Figure 4.

Electrostatic potential map of (A) the SDF-1α monomer, (B) the gro-α/SDF-1α chimera based on the SDF-1α structure, (C) the gro-α/SDF-1α chimera based on the gro-α structure (27), and (D) gro-α. The chimera for B and C is based on results from Crump et al. (21) and has the sequence KPSVSLSYRC PCRFFESHIH PKNIQHLKIL NTPNCAQTEV IATLKNGRKA CLNPASPIVK KIIEKMLNSD KSN, where the underlined residues are from SDF-1α and the remaining residues are gro-α. The electrostatic potential was calculated by using delphi (Biosym Technologies) and displayed with insightii.
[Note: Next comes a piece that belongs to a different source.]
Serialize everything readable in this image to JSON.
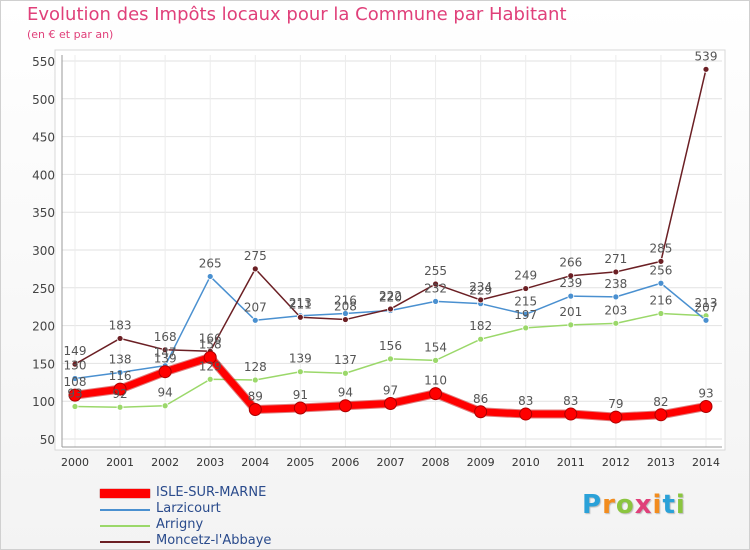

For the calculation, lysine and arginine side chains were assigned an overall charge of +1.0, histidine was assigned an overall charge of +0.5, and aspartic acid and glutamic acid were assigned an overall charge of −1.0. The regions of positive potential are shown in blue, and the regions of negative potential in red. In A, region I consists of residues Lys-24, His-25, Lys-27, and Arg-41; region II consists of Pro-10, Phe-13, Val-18, Val-27, Leu-29, Val-39, Leu-42, Val-49; and region III consists of Arg-12, Glu-15, His-17, and Arg-47.